2015 Volume 79 Issue 9 Pages 2076-2077
We thank Dr Balci and colleagues for their comments concerning the importance of external validation for the risk estimation models of pregnancy in women with congenital heart disease (CHD).1 Since our study was accomplished before the publication of the study by Balci et al,2 we wrongly stated that our work was the first study to compare the performance of 3 risk estimation methods for predicting maternal cardiac risk of pregnancy in patients with CHD. We apologize for missing this important study before submission of our paper.
We noticed that the definitions of significant left heart obstruction are different in the CARPREG index and ZAHARA score.3,4 The pressure gradient of significant left heart outflow obstruction is >30 mmHg in the CARPREG index and >50 mmHg in the ZAHARA score. So we calculated these scores according to their own definitions.
In contrast to the prospective study by Balci et al, our retrospective study provides a different aspect of validation. In our series, many patients didn’t receive proper prepregnancy counseling in the early years of our retrospective study. Therefore, our study included more patients (13%) in modified WHO class IV, which is regarded as a contraindication for pregnancy.1 In contrast, only 0.9% of patients in the prospective study by Balci et al were in modified WHO class IV. So our study may be helpful in comparing the predictive performances of these 3 risk estimation methods for maternal cardiac complications in pregnant women with more severe cardiac conditions.
Base on the results of our work and that of several recent studies,1,2,5–7 we believe the modified WHO classification has the better performance in predicting maternal cardiac risks in women with CHD. So we developed a flow chart of prepregnancy counseling according to risk stratification by modified WHO classification for our clinical practice (Figure).

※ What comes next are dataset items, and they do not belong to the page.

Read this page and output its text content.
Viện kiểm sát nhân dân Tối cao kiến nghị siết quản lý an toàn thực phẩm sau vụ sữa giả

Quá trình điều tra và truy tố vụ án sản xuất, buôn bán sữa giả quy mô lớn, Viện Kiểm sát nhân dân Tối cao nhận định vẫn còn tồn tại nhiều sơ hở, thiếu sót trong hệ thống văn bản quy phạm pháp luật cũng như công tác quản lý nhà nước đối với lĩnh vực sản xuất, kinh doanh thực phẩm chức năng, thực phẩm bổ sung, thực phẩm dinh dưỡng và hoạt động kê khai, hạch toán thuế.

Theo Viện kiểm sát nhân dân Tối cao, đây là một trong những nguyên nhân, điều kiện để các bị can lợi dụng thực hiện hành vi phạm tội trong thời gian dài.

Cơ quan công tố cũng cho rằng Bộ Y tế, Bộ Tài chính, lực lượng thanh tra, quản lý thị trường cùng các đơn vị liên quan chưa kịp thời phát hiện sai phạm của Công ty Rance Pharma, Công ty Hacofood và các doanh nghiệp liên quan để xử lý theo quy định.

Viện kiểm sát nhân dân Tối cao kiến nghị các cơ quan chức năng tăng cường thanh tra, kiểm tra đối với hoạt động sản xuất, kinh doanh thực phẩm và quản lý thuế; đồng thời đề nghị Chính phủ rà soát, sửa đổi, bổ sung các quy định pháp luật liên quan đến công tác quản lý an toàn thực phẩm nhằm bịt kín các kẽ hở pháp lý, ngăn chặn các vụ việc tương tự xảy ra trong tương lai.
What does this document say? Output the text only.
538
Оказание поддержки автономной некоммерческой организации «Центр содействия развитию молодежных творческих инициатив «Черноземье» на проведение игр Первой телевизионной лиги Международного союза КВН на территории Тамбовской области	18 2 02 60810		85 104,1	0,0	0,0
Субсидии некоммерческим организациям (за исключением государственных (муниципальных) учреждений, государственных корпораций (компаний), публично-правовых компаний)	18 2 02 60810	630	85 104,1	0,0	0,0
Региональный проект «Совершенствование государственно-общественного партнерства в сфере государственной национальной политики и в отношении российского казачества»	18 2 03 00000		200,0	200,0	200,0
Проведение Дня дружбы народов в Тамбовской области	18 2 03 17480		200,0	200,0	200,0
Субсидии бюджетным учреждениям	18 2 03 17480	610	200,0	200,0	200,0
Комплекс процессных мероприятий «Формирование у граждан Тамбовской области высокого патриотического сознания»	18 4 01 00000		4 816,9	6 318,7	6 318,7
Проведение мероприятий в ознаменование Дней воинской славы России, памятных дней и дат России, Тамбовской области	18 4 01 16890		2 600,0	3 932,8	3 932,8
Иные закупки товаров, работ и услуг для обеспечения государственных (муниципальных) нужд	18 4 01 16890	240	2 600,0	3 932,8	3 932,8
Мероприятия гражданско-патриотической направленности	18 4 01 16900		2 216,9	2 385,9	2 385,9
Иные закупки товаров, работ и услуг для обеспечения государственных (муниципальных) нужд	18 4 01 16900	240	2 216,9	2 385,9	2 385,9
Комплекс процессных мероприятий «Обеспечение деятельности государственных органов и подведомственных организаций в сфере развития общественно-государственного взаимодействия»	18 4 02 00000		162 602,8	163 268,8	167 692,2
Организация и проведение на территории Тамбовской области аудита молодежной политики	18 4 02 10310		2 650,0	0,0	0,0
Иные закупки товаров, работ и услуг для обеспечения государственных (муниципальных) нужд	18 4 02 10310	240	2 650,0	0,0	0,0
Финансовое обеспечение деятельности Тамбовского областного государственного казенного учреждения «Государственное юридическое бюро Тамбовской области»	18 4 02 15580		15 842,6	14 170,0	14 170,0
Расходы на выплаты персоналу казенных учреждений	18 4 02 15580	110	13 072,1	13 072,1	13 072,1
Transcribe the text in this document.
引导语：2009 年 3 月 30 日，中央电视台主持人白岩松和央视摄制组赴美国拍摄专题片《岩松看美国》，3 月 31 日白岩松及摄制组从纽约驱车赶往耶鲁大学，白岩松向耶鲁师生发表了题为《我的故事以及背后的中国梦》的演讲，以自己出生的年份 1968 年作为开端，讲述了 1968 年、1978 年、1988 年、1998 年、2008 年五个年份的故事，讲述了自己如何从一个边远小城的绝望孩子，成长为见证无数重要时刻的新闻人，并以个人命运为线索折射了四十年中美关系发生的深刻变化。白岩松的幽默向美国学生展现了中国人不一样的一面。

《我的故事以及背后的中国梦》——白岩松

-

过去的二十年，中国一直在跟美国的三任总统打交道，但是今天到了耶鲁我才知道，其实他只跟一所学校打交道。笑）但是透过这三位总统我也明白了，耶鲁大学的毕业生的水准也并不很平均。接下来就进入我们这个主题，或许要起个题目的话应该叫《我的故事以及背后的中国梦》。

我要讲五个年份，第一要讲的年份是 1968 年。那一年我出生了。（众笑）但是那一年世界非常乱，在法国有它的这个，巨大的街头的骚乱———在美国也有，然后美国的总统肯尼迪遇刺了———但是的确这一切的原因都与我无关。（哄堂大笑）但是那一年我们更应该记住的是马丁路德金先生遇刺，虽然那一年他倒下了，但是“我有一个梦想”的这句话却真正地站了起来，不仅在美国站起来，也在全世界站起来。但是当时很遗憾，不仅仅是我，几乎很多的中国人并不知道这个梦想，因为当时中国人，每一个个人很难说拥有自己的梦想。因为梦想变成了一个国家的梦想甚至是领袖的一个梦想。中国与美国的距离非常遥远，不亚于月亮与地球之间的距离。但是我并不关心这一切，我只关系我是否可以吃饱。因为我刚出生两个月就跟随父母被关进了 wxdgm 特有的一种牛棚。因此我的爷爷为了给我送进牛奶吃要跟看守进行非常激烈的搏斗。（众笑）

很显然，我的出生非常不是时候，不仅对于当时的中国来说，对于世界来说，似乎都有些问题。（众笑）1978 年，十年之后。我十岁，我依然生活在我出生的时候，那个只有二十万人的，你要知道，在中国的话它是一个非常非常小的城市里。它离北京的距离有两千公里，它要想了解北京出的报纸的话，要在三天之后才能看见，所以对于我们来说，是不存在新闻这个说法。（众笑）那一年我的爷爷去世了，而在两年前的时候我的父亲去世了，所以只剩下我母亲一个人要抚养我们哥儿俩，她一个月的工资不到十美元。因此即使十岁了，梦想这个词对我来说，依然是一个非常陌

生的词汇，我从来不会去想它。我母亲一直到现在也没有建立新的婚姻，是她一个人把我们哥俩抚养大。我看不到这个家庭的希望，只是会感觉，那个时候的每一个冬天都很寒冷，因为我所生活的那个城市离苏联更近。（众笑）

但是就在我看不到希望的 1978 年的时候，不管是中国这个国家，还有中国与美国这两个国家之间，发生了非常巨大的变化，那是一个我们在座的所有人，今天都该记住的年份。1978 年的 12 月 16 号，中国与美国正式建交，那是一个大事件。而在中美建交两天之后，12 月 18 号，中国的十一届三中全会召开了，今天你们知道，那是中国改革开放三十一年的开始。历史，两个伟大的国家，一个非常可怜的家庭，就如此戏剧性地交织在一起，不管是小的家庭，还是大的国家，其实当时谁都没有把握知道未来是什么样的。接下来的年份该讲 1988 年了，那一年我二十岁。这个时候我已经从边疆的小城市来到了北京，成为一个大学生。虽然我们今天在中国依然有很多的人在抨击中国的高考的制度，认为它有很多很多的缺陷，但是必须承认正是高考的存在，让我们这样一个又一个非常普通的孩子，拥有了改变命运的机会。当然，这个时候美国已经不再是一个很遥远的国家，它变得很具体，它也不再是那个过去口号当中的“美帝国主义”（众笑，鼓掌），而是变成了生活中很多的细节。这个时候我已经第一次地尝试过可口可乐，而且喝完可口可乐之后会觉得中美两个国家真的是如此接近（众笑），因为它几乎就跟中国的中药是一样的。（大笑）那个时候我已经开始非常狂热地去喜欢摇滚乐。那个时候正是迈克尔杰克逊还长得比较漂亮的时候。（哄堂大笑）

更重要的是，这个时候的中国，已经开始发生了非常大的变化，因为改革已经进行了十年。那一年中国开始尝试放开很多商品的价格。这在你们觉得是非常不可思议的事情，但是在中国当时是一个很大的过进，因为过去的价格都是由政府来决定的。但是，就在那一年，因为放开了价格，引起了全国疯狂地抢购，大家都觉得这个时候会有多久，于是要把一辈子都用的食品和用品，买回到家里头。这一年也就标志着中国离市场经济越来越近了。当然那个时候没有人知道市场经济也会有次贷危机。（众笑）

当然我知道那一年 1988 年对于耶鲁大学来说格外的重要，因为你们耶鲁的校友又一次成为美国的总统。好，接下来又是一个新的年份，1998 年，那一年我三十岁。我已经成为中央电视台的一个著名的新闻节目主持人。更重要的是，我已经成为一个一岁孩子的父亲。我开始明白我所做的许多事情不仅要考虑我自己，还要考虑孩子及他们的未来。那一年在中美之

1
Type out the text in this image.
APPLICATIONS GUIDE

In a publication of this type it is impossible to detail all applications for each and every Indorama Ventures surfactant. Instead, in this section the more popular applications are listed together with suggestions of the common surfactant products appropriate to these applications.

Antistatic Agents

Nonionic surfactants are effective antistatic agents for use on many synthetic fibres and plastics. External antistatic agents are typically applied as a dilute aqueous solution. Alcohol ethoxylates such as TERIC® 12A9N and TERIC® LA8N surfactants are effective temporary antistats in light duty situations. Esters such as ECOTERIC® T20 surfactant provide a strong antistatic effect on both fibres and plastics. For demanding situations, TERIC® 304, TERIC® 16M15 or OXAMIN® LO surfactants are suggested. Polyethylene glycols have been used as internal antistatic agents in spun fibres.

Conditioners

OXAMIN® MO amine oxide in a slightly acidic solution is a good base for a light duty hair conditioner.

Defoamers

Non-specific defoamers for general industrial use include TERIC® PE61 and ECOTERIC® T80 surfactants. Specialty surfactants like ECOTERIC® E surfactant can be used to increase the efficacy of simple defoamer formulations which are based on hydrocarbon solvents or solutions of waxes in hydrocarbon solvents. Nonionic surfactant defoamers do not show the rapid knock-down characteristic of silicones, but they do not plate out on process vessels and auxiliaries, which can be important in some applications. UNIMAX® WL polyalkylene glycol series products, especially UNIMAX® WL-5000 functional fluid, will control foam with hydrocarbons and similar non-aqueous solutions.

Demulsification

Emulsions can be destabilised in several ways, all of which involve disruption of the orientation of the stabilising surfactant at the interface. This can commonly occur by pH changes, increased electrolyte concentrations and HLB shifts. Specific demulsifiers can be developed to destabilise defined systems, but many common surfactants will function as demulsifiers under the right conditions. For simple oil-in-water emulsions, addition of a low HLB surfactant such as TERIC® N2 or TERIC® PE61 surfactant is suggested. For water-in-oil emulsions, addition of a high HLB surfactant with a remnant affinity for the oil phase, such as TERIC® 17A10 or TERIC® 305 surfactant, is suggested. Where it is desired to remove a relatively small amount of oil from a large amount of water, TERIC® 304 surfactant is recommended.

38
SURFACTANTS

Flowchart for preconception assessment and counseling for women with congenital heart disease. CPX, cardiopulmonary exercise test; PE, physical examinations; WHO, World Health Organization.
The cardiologist should explain sufficiently to the patient the estimated maternal and fetal risks, and arrange an individualized multi-disciplinary approach for future pregnancy.
1. If the patient has any correctable risk factors for maternal or fetal complications (eg, left heart obstruction, cyanosis, arrhythmias), cardiac interventions for risk reduction should be performed before conception as possible to minimize the maternal and fetal events and to avoid the high risk of invasive intervention during pregnancy.
2. Current medications should be reassessed for possible harmful effects on the fetus during pregnancy. The cardiologist must discuss with the patient the benefits and risks of medication adjustment for the mother as well as the fetus.
3. When the patient possesses any uncorrectable risk factors that are contraindicated for pregnancy, it is exceedingly important for a consulting specialist to recommend an effective contraception method to prevent high-risk pregnancy.
4. Genetic specialist counseling and recurrent risk estimation should be provided to all adults with CHD, regardless of sex or severity of the cardiac condition. It is essential to obtain a detailed family history to pinpoint possibly affected members and identify possible dysmorphic clues related to associated syndromes.
5. For women with higher risks for pregnancy, multidisciplinary teams specializing in adult CHD management, including adult CHD specialist, obstetrician, anesthetist, genetic specialist and cardiac surgeon, should be available if necessary to provide optimal care during pregnancy.